Elvis Patterson

No. 34, 43
- Positions: Cornerback, safety

Personal information
- Born: October 21, 1960 (age 65) Bryan, Texas, U.S.
- Listed height: 5 ft 11 in (1.80 m)
- Listed weight: 193 lb (88 kg)

Career information
- High school: Yates (Houston, Texas)
- College: Kansas
- NFL draft: 1984: undrafted

Career history
- New York Giants (1984–1987); San Diego Chargers (1987–1989); Los Angeles Raiders (1990–1993); Dallas Cowboys (1993);

Awards and highlights
- 2× Super Bowl champion (XXI, XXVIII);

Career NFL statistics
- Interceptions: 12
- Fumble recoveries: 7
- Touchdowns: 4
- Stats at Pro Football Reference

= Elvis Patterson =

American football player (born 1960)

Elvis Vernell "Toast" Patterson (born October 21, 1960) is an American former professional football player who was a defensive back in the National Football League (NFL) for the New York Giants, San Diego Chargers, Los Angeles Raiders and Dallas Cowboys. He played college football for the Kansas Jayhawks.

==Early life==
Patterson attended Jack Yates High School. He accepted a football scholarship from the University of Kansas, where he began his career as a linebacker. As a senior, he was initially moved to defensive end, before being switched to cornerback.

==Professional career==

===New York Giants===
He was selected by the Jacksonville Bulls in the tenth round (210th overall) of the 1984 USFL draft. He instead chose to sign as an undrafted free agent with the New York Giants on May 17, 1984. As a rookie, he played mainly on special teams.

In 1985, he was named the starter at left cornerback.

In 1986, he helped the team win Super Bowl XXI.

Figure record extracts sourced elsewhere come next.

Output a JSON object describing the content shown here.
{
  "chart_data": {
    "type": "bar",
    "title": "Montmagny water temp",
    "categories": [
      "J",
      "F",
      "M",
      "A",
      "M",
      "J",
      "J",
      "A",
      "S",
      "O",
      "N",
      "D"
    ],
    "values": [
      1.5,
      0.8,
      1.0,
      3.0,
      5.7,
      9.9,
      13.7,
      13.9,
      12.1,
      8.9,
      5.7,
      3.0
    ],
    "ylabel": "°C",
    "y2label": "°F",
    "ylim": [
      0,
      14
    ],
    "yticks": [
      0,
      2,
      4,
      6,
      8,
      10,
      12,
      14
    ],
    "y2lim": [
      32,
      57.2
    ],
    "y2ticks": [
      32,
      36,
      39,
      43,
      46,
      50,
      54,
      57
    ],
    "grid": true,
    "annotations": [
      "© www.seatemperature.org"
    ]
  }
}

Patterson's nickname of "Toast" is a rather unflattering one that was given to him by Bill Parcells during his days as a Giant; the name comes from his knack for allowing wide receivers to make big plays while he was covering them. He was surprisingly waived on September 15, 1987, after a Monday Night Football performance against the Chicago Bears where he had to leave the game in two occasions with leg cramps and his coverage was badly beaten by Willie Gault (it was later claimed that the night before he was out partying).

===San Diego Chargers===
After the players went on a strike on the third week of the 1987 season, those games were canceled (reducing the 16 game season to 15) and the NFL decided that the games would be played with replacement players. Patterson was signed to be a part of the San Diego Chargers replacement team. He ended up playing well as the left cornerback starter, and was kept for the rest of the year, recording 8 additional starts. After three inconsistent seasons, he was left unprotected in Plan B free agency in 1990.

===Los Angeles Raiders===
On April 2, 1990, he signed as a Plan B free agent with the Los Angeles Raiders. He was waived on September 3 and later re-signed. He became a special teams standout and earned the nickname Ghost. He was a special teams captain for three years.

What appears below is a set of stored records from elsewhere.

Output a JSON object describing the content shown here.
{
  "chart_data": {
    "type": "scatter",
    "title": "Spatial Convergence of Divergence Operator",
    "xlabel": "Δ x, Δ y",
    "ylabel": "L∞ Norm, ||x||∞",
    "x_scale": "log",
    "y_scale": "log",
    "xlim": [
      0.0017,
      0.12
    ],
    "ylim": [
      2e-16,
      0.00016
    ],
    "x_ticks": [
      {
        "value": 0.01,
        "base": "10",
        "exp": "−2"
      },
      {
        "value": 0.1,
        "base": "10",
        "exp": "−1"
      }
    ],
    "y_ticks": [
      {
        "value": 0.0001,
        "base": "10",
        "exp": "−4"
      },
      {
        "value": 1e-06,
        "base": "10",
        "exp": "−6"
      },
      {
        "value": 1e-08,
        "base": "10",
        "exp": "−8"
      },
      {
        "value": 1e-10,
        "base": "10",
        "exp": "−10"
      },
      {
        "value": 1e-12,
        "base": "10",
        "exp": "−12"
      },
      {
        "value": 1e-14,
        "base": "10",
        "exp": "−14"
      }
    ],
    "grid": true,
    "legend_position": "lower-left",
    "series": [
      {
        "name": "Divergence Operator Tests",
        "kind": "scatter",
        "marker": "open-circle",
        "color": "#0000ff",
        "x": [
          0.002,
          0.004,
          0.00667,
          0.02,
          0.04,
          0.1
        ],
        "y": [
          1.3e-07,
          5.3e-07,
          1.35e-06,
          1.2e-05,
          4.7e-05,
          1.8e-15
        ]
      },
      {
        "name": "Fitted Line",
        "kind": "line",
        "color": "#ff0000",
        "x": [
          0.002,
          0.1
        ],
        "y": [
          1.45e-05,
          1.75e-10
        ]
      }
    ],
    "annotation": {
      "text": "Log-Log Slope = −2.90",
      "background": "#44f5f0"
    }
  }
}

On October 13, 1993, he was traded along with a seventh round pick (#216-Toddrick McIntosh) to the Dallas Cowboys, in exchange for a fifth round (#159-Roosevelt Patterson) and a seventh round draft choice (#217-Rob Holmberg).

===Dallas Cowboys===
In 1993, he played mainly on special teams, registering 13 special teams tackles (fourth on the team) and was a part of the Super Bowl XXVIII Championship team. He wasn't re-signed after the season.

==Personal life==
After his successful career as an NFL defensive back, he soon found success in coaching. In 2005 Patterson coached a middle school football team, the Lakewood Cougars, to a winning 5-2 season. In 2009, he was the head coach for Northeast H.S. (KCMO) Placing 1st in the division (5A)-Interscholastic League, Awarded Coach of the year by the Kansas City Chiefs Alumni (Kimble Anders) along with his Assistant Coaching staff. Head Coach-Elvis Patterson / Assist. Head Coach-Gregory Martin Jr. (Greg Martin). Elvis Patterson defense coordinator, Gregory Martin, Jr. offensive coordinator came together and these coaches gave Northeast their first All-American/ All-State player (Kawann Parrish) along with two candidates for All-American, and their first winning season in twenty years. Regular season (3-4), Districts (0-3) due to technicalities.

In 2010, Elvis established a sporting events company, where he is CEO/Commissioner and head coach.